The approach is appropriate. Adopting a process-driven approach that brings together governance and service delivery is proving to be adaptable and an effective way to build governance capacity and local resilience. Building governance capacity would not work without the carrot of $100,000 grants and clear procedures for implementation, which is widely appreciated by the TCs. The process has worked to varying degrees depending largely on whether there is active conflict and whether skills are available in communities. It has adapted to rural and urban areas, besieged areas and even survived the displacement of a whole community. In the cases where TAMKEEN communities have been displaced they have maintained the mechanism and processes within their new settlement;
Positive community feedback. Field Officers (FOs) have conducted community interviews as part of the end of cycle evaluation and general perceptions of TCs have so far been positive. Six Local Councils in Idlib that were not working with the Project have requested training in the Project’s financial management systems.
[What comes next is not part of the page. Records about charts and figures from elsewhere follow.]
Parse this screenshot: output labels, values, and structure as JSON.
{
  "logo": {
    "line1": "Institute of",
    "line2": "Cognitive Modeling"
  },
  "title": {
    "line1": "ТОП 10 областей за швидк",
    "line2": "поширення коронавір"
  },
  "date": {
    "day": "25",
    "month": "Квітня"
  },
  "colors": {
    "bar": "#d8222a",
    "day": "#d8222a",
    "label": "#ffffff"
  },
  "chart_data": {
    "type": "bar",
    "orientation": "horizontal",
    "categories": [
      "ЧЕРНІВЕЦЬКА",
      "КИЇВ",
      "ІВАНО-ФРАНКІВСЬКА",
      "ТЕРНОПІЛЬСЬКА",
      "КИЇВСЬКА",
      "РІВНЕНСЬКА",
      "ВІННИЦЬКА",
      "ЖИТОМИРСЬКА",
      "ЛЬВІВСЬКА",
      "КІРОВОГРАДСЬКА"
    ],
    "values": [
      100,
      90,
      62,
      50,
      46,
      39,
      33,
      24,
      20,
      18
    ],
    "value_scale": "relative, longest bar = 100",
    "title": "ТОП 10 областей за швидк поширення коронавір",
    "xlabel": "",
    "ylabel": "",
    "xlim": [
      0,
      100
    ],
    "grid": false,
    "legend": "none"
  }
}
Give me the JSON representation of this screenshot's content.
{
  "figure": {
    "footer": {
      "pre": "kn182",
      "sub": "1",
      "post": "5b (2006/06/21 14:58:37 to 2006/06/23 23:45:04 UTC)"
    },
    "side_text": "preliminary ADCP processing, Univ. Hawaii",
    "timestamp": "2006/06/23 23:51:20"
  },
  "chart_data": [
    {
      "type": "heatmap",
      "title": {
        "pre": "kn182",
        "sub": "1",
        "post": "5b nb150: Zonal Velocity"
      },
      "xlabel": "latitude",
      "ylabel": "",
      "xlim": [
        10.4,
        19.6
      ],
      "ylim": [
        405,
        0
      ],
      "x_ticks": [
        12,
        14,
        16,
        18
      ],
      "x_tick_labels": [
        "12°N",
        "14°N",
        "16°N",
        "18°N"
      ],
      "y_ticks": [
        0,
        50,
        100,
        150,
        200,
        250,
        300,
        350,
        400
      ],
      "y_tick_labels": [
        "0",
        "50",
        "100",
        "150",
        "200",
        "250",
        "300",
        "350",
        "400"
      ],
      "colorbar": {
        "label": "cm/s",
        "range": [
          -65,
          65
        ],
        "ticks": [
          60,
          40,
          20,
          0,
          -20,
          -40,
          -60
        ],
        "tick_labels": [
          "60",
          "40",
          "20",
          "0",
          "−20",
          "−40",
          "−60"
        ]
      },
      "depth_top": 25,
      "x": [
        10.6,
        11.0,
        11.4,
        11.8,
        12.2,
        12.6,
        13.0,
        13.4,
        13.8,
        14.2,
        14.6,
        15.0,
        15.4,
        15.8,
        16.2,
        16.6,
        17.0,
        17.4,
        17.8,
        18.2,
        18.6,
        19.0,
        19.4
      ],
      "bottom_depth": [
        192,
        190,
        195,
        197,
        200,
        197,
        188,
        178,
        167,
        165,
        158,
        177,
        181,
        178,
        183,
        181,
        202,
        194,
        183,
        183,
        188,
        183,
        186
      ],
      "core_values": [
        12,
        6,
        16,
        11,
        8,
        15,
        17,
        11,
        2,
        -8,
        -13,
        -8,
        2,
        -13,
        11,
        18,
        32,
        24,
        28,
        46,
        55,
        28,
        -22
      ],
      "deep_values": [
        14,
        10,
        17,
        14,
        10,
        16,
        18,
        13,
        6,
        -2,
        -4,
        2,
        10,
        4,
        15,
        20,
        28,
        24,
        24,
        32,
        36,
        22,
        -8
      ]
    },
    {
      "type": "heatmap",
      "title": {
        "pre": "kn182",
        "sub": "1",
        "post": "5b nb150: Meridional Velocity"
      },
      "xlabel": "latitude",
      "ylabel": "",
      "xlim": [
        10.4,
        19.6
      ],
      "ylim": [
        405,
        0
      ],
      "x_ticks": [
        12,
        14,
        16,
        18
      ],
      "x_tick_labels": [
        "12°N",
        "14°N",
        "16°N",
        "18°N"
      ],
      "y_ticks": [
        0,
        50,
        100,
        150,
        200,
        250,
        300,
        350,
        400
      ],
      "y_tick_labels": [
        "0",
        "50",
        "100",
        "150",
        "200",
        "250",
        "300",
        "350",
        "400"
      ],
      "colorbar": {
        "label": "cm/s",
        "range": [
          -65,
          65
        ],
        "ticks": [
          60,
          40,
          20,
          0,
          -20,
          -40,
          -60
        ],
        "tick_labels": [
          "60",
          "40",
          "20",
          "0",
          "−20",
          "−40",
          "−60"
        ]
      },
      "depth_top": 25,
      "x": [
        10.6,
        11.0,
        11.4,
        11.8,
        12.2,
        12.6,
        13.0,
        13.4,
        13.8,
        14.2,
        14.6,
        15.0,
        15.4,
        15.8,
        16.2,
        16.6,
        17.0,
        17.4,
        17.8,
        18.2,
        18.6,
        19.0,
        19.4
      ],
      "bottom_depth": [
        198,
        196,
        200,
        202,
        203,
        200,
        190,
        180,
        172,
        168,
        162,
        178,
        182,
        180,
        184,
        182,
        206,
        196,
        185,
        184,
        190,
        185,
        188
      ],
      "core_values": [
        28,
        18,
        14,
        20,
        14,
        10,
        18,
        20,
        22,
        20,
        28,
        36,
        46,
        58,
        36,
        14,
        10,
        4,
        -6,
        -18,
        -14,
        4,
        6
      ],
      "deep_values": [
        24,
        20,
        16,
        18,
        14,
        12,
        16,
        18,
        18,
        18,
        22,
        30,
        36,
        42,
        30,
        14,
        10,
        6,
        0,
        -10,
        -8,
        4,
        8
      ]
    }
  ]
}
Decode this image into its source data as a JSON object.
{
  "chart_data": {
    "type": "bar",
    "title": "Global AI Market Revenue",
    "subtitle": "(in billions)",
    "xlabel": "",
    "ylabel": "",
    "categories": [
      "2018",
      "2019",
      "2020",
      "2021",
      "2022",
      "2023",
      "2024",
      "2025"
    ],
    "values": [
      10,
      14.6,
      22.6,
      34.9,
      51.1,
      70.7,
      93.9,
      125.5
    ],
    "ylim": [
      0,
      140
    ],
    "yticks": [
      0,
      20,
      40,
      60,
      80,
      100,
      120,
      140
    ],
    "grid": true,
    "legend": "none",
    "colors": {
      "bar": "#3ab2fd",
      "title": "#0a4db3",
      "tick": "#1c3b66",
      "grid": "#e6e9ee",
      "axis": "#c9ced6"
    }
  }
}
The Local Council in one of the communities we work with in Aleppo Province demanded that a Women’s Training Centre, being established by another implementing agency, be developed using TAMKEEN’s project management processes. In another community in the same province, the Local Council was close to being closed down by the community before the TC provided training to the Council members on how to organise public meetings and provide information on what it was doing. More generally, there appears to be a general correlation between satisfaction levels and TCs that delivered a range of services to communities. Furthermore, TCs were overall considered to have helped increase the legitimacy of Local Councils.
In order to increase the effectiveness and value for money of aid budgets in conflict-affected areas, evidence suggests that more alternatives to simply humanitarian support should be made available. These options might include:
- Handing over more responsibility for project identification, design and monitoring to local communities in appropriate situations;
- Promoting rules-based, citizen-led recovery by local governance structures that have proven local legitimacy;
- Paying more attention to legitimacy, authority and representativeness as well as capacity;
- Keeping procurement local wherever possible;
- Ensuring adaptability in the field, handing a good deal of responsibility to local staff, while practicing iteration with regard to successful ‘tried and tested’ methods of intervention.
Whilst stabilisation at the national level ultimately relies upon reaching a grand political settlement and peace agreement, local settlements and accommodations can allow local recovery efforts to prosper, bringing local people into decision-making processes in a way they have never previously experienced. What is really needed is a flexible, adaptive approach subject to constant updates as new information, experience and research evidence emerges. This is a real learning process.
Gregory J Wilson Phd is an Independent Peace, Security and Development Adviser. Zane Kanderian is Director of Afghanistan, Middle East & North Africa for Adam Smith International.
1See Mintzberg, H. Quinn, J. B. Ghoshal, S. (1999) The Strategy Process. Prentice Hall. London. P. 15.